Tim Cook has just marked 10 years as Apple’s CEO, and while he’s grown Apple into the most valuable company in the world, it’s reasonable to argue he hasn’t yet introduced a signature, industry shaking product like Apple co-founder Steve Jobs did with the iPhone, iPad, Mac, and more.


But if you’ve been following Apple for a minute, you’ve probably heard Cook talk about the game-changing potential of augmented reality. While he once said it was hard to see the appeal of Google Glass, the AR wearable that proved unpopular with consumers, he’s held a consistently positive opinion on AR since at least 2016. While most of the industry was putting all its eggs in the VR basket, Cook repeatedly expressed support for what he views as the far superior AR. This would become a running theme: AR good, VR not so good.



It seems likely that AR may become the hallmark of Cook’s tenure, as long as Apple executes on a winning idea. While that’s not exactly guaranteed — Apple has yet to unveil an AR headset or glasses — Cook’s frequent comments about the tech keep the topic in the news and reassure investors and customers that Apple is working on it. In September 2021, he went as far as to call himself “AR fan number one.”


AR features are already available on the iPhone and iPad. And while hope is starting to fade that Apple will release a mixed reality device in 2022, the latest rumors suggest the company is still forging ahead with some kind of AR / VR headset to be released in the not-distant future.

Here’s a brief history of all the times Tim Cook said he was convinced AR was the future.


July 2016: Cook says in a quarterly earnings call that “AR can be really great.”


“We have been and continue to invest a lot in this. We are high on AR for the long run, we think there’s great things for customers and a great commercial opportunity. The number one thing is to make sure our products work well with other developers’ kind of products like Pokémon, that’s why you see so many iPhones in the wild chasing pokemons.” (Cook pronounces it “pokey-mans.”)


September 2016: Cook tells Good Morning America in an interview that he believes AR is a bigger deal than VR.


“There’s virtual reality and there’s augmented reality — both of these are incredibly interesting. But my own view is that augmented reality is the larger of the two, probably by far.”

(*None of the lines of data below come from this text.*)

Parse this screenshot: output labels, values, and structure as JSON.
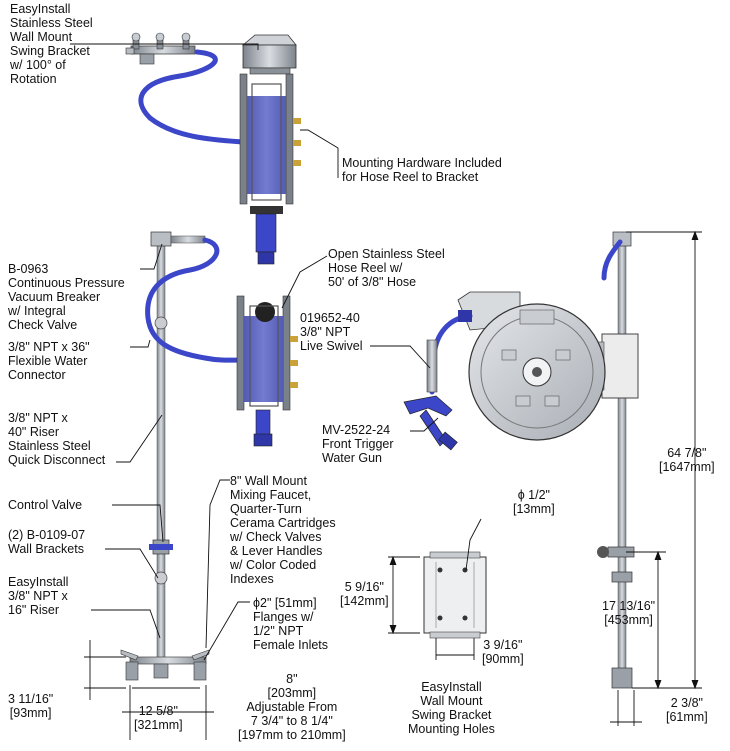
{
  "labels": {
    "swing_bracket": "EasyInstall\nStainless Steel\nWall Mount\nSwing Bracket\nw/ 100° of\nRotation",
    "mounting_hardware": "Mounting Hardware Included\nfor Hose Reel to Bracket",
    "vacuum_breaker": "B-0963\nContinuous Pressure\nVacuum Breaker\nw/ Integral\nCheck Valve",
    "flex_connector": "3/8\" NPT x 36\"\nFlexible Water\nConnector",
    "riser": "3/8\" NPT x\n40\" Riser\nStainless Steel\nQuick Disconnect",
    "control_valve": "Control Valve",
    "wall_brackets": "(2) B-0109-07\nWall Brackets",
    "easyinstall_riser": "EasyInstall\n3/8\" NPT x\n16\" Riser",
    "hose_reel": "Open Stainless Steel\nHose Reel w/\n50' of 3/8\" Hose",
    "live_swivel": "019652-40\n3/8\" NPT\nLive Swivel",
    "water_gun": "MV-2522-24\nFront Trigger\nWater Gun",
    "mixing_faucet": "8\" Wall Mount\nMixing Faucet,\nQuarter-Turn\nCerama Cartridges\nw/ Check Valves\n& Lever Handles\nw/ Color Coded\nIndexes",
    "flanges": "ϕ2\" [51mm]\nFlanges w/\n1/2\" NPT\nFemale Inlets",
    "mounting_holes": "EasyInstall\nWall Mount\nSwing Bracket\nMounting Holes"
  },
  "dimensions": {
    "hole_dia": "ϕ 1/2\"\n[13mm]",
    "bracket_height": "5 9/16\"\n[142mm]",
    "bracket_width": "3 9/16\"\n[90mm]",
    "overall_height": "64 7/8\"\n[1647mm]",
    "lower_height": "17 13/16\"\n[453mm]",
    "side_offset": "2 3/8\"\n[61mm]",
    "faucet_depth": "3 11/16\"\n[93mm]",
    "faucet_width": "12 5/8\"\n[321mm]",
    "centers": "8\"\n[203mm]\nAdjustable From\n7 3/4\" to 8 1/4\"\n[197mm to 210mm]"
  },
  "colors": {
    "hose": "#3c46c8",
    "steel": "#9aa0a8",
    "line": "#111111"
  }
}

AR “gives the capability for both of us to sit and be very present, talking to each other, but also have other things — visually — for both of us to see. Maybe it’s something we’re talking about, maybe it’s someone else here who’s not here present but who can be made to appear to be present.”


“There’s a lot of really cool things there.”


August 2016: Cook makes a brief mention of AR in a Washington Post profile: “I think AR [augmented reality] is extremely interesting and sort of a core technology. So, yes, it’s something we’re doing a lot of things on behind that curtain that we talked about.”


October 2016: In an appearance at Utah Tech Tour, Cook goes into detail about how crucial AR may become and why he views it as superior to VR — while stressing that AR presents significant technology challenges before it can be adopted for mass consumerism.